03/21/2023

Laugh Trek

Don't Wreck Yourself. Laugh Trek yourself.

Ghosts Moan: Ghost Hunting Reality Shows Really Suck

Ghosts Say Ghost Reality Shows Suck

Ghosts Say Ghost Reality Shows Suck

Ghosts are moaning about what passes for reality shows depicting their existence.  In particular, they’re moaning about the ‘god awful’ quality of ghost hunting reality docudramas.  In a word – or in their case, a moan – they feel these TV shows really suck.  Ghosts turned TV critics?  Evidently, it’s gonna happen if you keep on hunting them down.

Who Ya Gonna Call?

“Who are we gonna call?  That’s what we plead to the heavens.  We commune in vibration together.  We ask ourselves when we see these god awful reality shows making us look like stupid bastards.  My ghost friends and I – and I’m talking dozens of spirit buddies – are disgusted by what passes for supernatural sleuthing.  Give it up you clumsy, jackasses!  This is what the majority of my ghostly gang scream when we watch this awful crap.”

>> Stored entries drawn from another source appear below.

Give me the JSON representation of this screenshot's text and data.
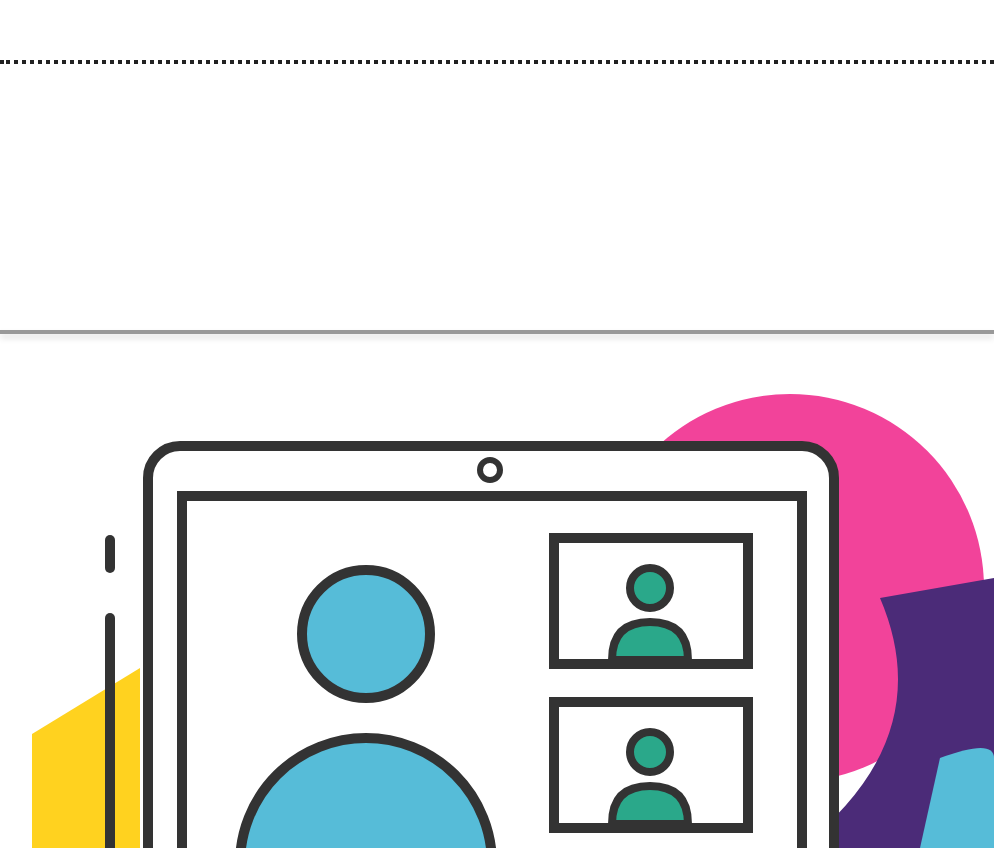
{
  "illustration": {
    "kind": "video-call"
  }
}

What’s exactly so bad about these shows?  The cast?  The techniques?  The production values?  What’s got our Casper comrades so darned ticked off?

“It’s everything about these trainwrecks.  The people running them don’t have a clue.  Most of the ‘ghost hunters’ repair toilets for a living or are struggling actors or comedian – like these bastards going on auditions or doing stand-up comedy are Sherlock Holmes or Einsteins.  Please.  It’s absolutely everything connected with this dreck.  I could moan on here for a few centuries, and I’d still not list all the craptacular things wrong with these mind numbing idiot fests.”

Candle Power
Ghost Candle Power

Cornball Cliches 

“Enough with the candles!  Candles stink!  The fumes even irritate us.  Why can’t they use LEDs lights or those tea light votive lamps.  Please!  Use anything but candles!  Would you like some smelly asses to come into your house – your bedroom, your basement, you know the place where you died – maybe where someone murdered you or where you hung yourself, or whatever, and place massive amounts of stinky candlepower?  Shit, man, it’s just so screwed up.  It’s so dumb and annoying!  I guess the damn candle shops love their business.  Marketing bullshit!”

He continued to moan on and on – griping about just how much it all distressed him and his deceased buddies.  Finally, we asked him if any of the shows got it right.  What’s the best ghost hunting show of all time?  Without missing a beat, he started humming a song that every kid and most adults know and love.

Scooby Doo
Scooby Doo

“Scooby, Scooby Doo – Where Are You?  Yep.  That’s the very best ghost hunting show of all time.  It will never get better than Shaggy, Velma, Daphne and Fred with Scooby rolling around in the Mystery Machine.  We admire their burning passion, their technique, and most of all how much they respect the hereafter.  Who ya gonna call?  Scooby, Scooby Doo!”